God doesn’t give you more than you can handle.

I can hear Mom’s voice in my head as I stare at her number on the screen of my phone. Calling her at this moment won’t make me feel better. She’ll do her best to cheer me up but will inevitably tell me how much easier my life would be if I just moved back home. Which will make me even more frustrated and feel even more like shit.

They’ve never said it out loud, but I’m most definitely the fuck-up of the family, and at times like these, I feel it even more acutely than every other day ending in ‘y’.

I probably shouldn’t drive back to the boys’ apartment because I’m so upset, but I can’t stay in the school parking lot. Knowing my luck, Percy’s mom would see me crying into my steering wheel and I’d end up in prison for knocking her down, accidentally backing over her, and running over her a few more times for good measure.

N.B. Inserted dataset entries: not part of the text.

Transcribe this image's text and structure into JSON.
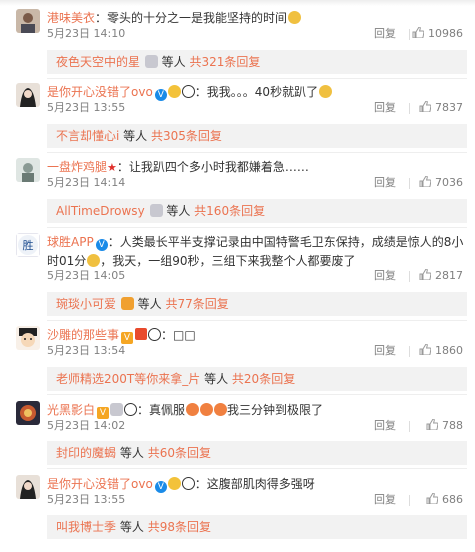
{
  "comments": [
    {
      "user": "港味美衣",
      "text": "：零头的十分之一是我能坚持的时间",
      "date": "5月23日 14:10",
      "reply": "回复",
      "likes": "10986",
      "sub_user": "夜色天空中的星",
      "sub_mid": "等人",
      "sub_more": "共321条回复"
    },
    {
      "user": "是你开心没错了ovo",
      "text": "：我我。。。40秒就趴了",
      "date": "5月23日 13:55",
      "reply": "回复",
      "likes": "7837",
      "sub_user": "不言却懂心i",
      "sub_mid": "等人",
      "sub_more": "共305条回复"
    },
    {
      "user": "一盘炸鸡腿",
      "text": "：让我趴四个多小时我都嫌着急……",
      "date": "5月23日 14:14",
      "reply": "回复",
      "likes": "7036",
      "sub_user": "AllTimeDrowsy",
      "sub_mid": "等人",
      "sub_more": "共160条回复"
    },
    {
      "user": "球胜APP",
      "text": "：人类最长平半支撑记录由中国特警毛卫东保持，成绩是惊人的8小时01分",
      "text2": "，我天，一组90秒，三组下来我整个人都要废了",
      "date": "5月23日 14:05",
      "reply": "回复",
      "likes": "2817",
      "sub_user": "琬琰小可爱",
      "sub_mid": "等人",
      "sub_more": "共77条回复"
    },
    {
      "user": "沙雕的那些事",
      "text": "：□□",
      "date": "5月23日 13:54",
      "reply": "回复",
      "likes": "1860",
      "sub_user": "老师精选200T等你来拿_片",
      "sub_mid": "等人",
      "sub_more": "共20条回复"
    },
    {
      "user": "光黑影白",
      "text": "：真佩服",
      "text2": "我三分钟到极限了",
      "date": "5月23日 14:02",
      "reply": "回复",
      "likes": "788",
      "sub_user": "封印的魔蝎",
      "sub_mid": "等人",
      "sub_more": "共60条回复"
    },
    {
      "user": "是你开心没错了ovo",
      "text": "：这腹部肌肉得多强呀",
      "date": "5月23日 13:55",
      "reply": "回复",
      "likes": "686",
      "sub_user": "叫我博士季",
      "sub_mid": "等人",
      "sub_more": "共98条回复"
    }
  ],
  "colors": {
    "username": "#eb7350",
    "meta": "#808080",
    "subbox_bg": "#f2f2f2",
    "vbadge": "#1a8be8"
  }
}
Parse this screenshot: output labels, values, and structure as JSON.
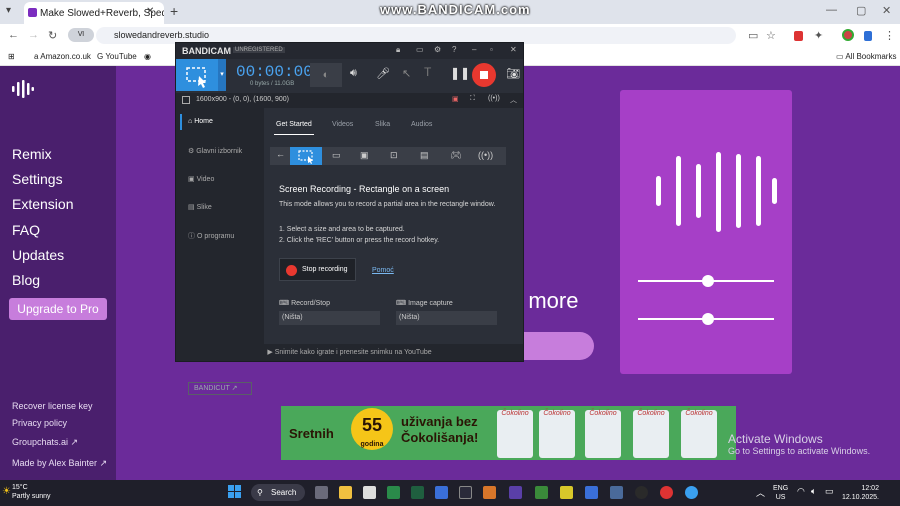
{
  "browser": {
    "tab_title": "Make Slowed+Reverb, Sped Up...",
    "url": "slowedandreverb.studio",
    "bookmarks": [
      "Amazon.co.uk",
      "YouTube"
    ],
    "all_bookmarks": "All Bookmarks",
    "watermark": "www.BANDICAM.com"
  },
  "site": {
    "nav": [
      "Remix",
      "Settings",
      "Extension",
      "FAQ",
      "Updates",
      "Blog"
    ],
    "upgrade": "Upgrade to Pro",
    "footer": [
      "Recover license key",
      "Privacy policy",
      "Groupchats.ai",
      "Made by Alex Bainter"
    ],
    "big_text": "d more",
    "colors": {
      "bg": "#3d1a5c",
      "card": "#a63fc7",
      "accent": "#c77ddc"
    }
  },
  "ad": {
    "left": "Sretnih",
    "badge": "55",
    "badge_sub": "godina",
    "right_line1": "uživanja bez",
    "right_line2": "Čokolišanja!",
    "brand": "Čokolino"
  },
  "activate": {
    "title": "Activate Windows",
    "sub": "Go to Settings to activate Windows."
  },
  "bandicam": {
    "logo": "BANDICAM",
    "unregistered": "UNREGISTERED",
    "time": "00:00:00",
    "size": "0 bytes / 11.0GB",
    "region": "1600x900 - (0, 0), (1600, 900)",
    "nav": [
      "Home",
      "Glavni izbornik",
      "Video",
      "Slike",
      "O programu"
    ],
    "tabs": [
      "Get Started",
      "Videos",
      "Slika",
      "Audios"
    ],
    "content_title": "Screen Recording - Rectangle on a screen",
    "content_desc": "This mode allows you to record a partial area in the rectangle window.",
    "step1": "1. Select a size and area to be captured.",
    "step2": "2. Click the 'REC' button or press the record hotkey.",
    "stop_label": "Stop recording",
    "help_label": "Pomoć",
    "hotkey1_label": "Record/Stop",
    "hotkey1_value": "(Ništa)",
    "hotkey2_label": "Image capture",
    "hotkey2_value": "(Ništa)",
    "bandicut": "BANDICUT ↗",
    "footer": "Snimite kako igrate i prenesite snimku na YouTube"
  },
  "taskbar": {
    "temp": "15°C",
    "weather": "Partly sunny",
    "search": "Search",
    "lang1": "ENG",
    "lang2": "US",
    "time": "12:02",
    "date": "12.10.2025."
  }
}
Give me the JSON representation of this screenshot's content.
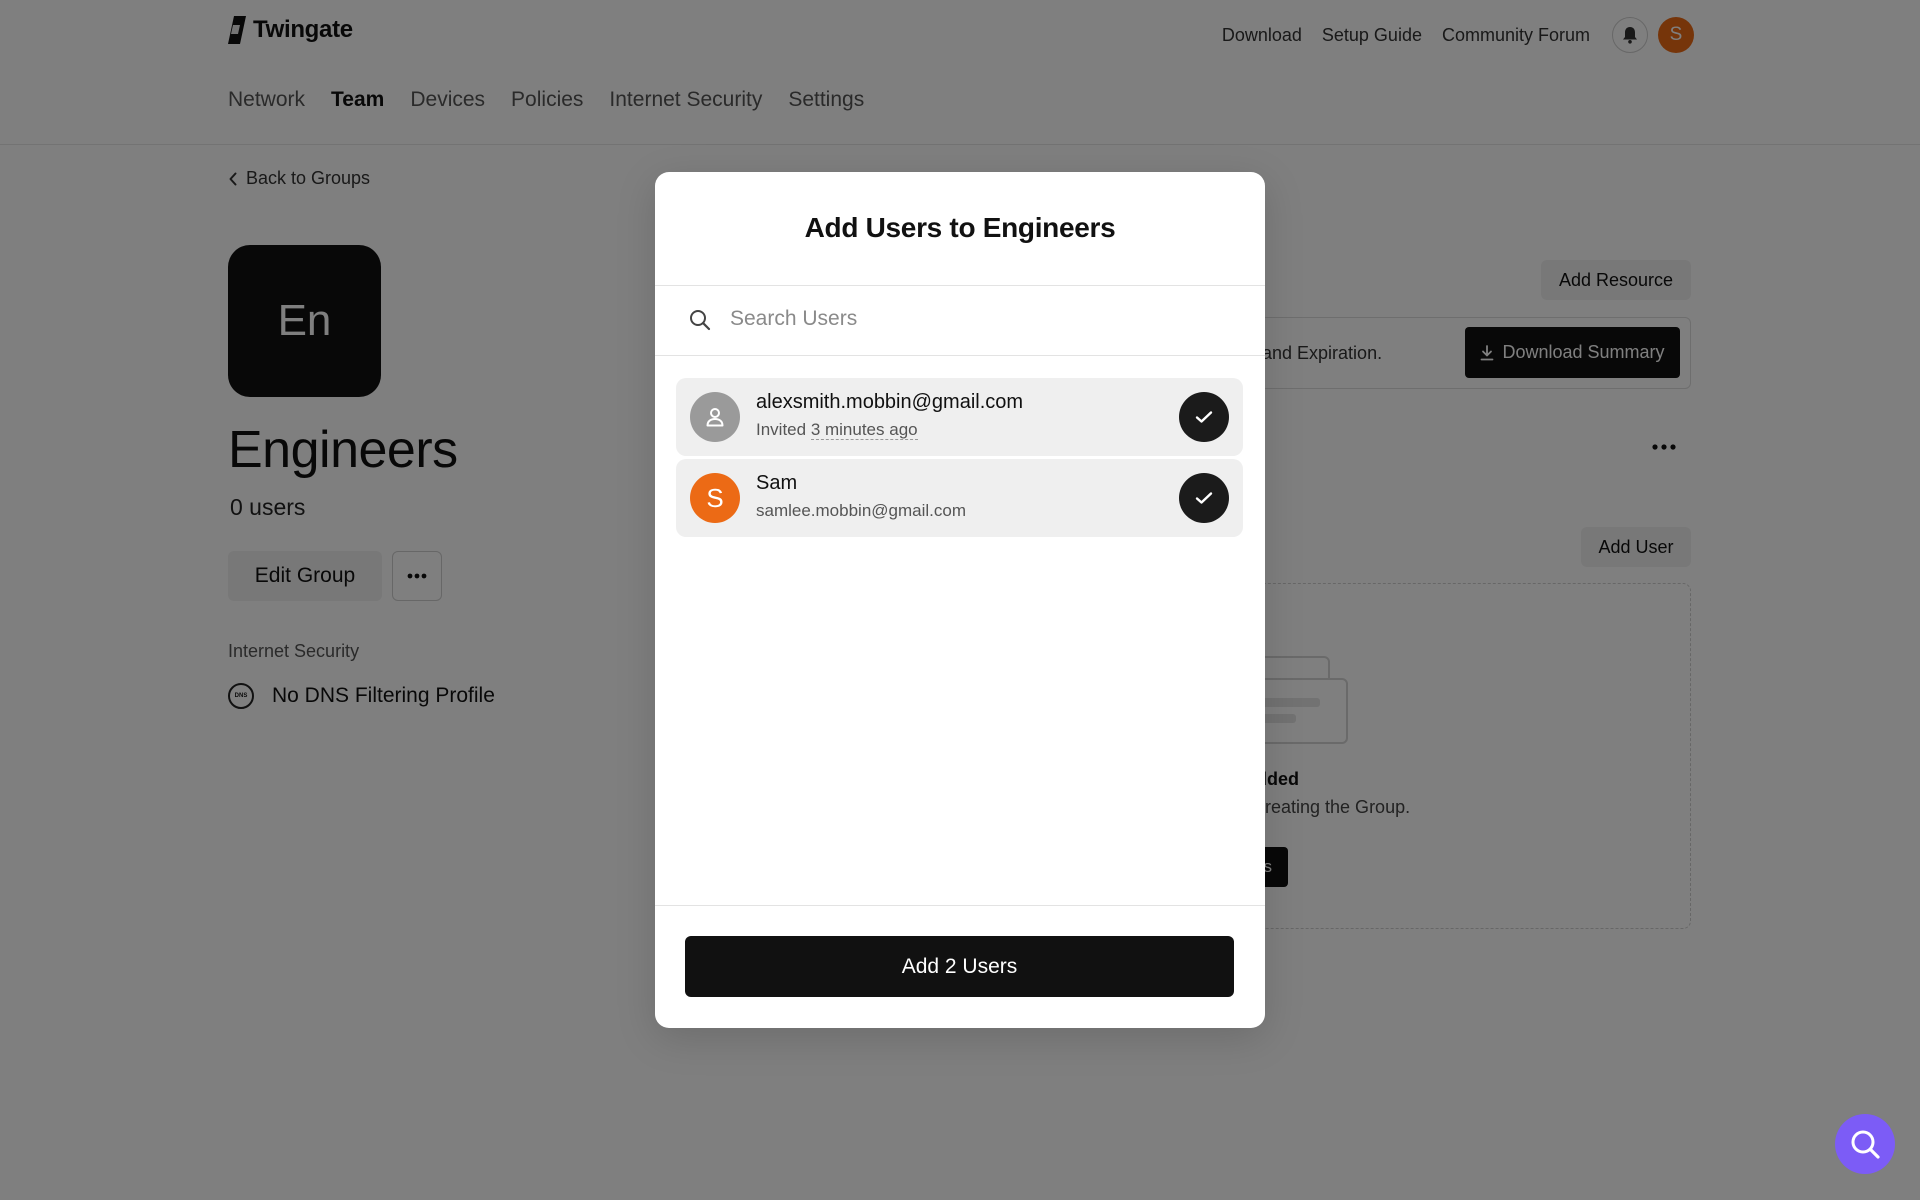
{
  "app": {
    "logo_text": "Twingate"
  },
  "top_links": {
    "download": "Download",
    "setup_guide": "Setup Guide",
    "community_forum": "Community Forum",
    "avatar_initial": "S"
  },
  "nav": {
    "network": "Network",
    "team": "Team",
    "devices": "Devices",
    "policies": "Policies",
    "internet_security": "Internet Security",
    "settings": "Settings"
  },
  "back_link": "Back to Groups",
  "group": {
    "initials": "En",
    "name": "Engineers",
    "count": "0 users",
    "edit_label": "Edit Group",
    "internet_security_label": "Internet Security",
    "dns_icon_text": "DNS",
    "dns_profile": "No DNS Filtering Profile"
  },
  "right_panel": {
    "add_resource": "Add Resource",
    "summary_text": "and Expiration.",
    "download_summary": "Download Summary",
    "add_user": "Add User",
    "empty_title": "dded",
    "empty_sub": "creating the Group.",
    "empty_button": "s"
  },
  "modal": {
    "title": "Add Users to Engineers",
    "search_placeholder": "Search Users",
    "users": [
      {
        "name": "alexsmith.mobbin@gmail.com",
        "sub_prefix": "Invited ",
        "sub_time": "3 minutes ago",
        "selected": true
      },
      {
        "initial": "S",
        "name": "Sam",
        "sub": "samlee.mobbin@gmail.com",
        "selected": true
      }
    ],
    "submit_label": "Add 2 Users"
  },
  "colors": {
    "accent_orange": "#ec6a15",
    "primary_black": "#111111",
    "help_purple": "#7c5cf6"
  }
}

By the time I get back to the apartment, I can barely breathe, and my tears are falling harder than before. Panic has seized my entire body, so much that I’m numb. I head up in the elevator on legs so shaky I’m not sure how they’re holding me, and when I stumble through the front door, I barely make it a few feet inside before they go out from under me.

Even curling up on the floor with my limbs so weak is difficult, but after a few long minutes of letting myself cry it out in the fetal position, I take a deep breath and open my eyes.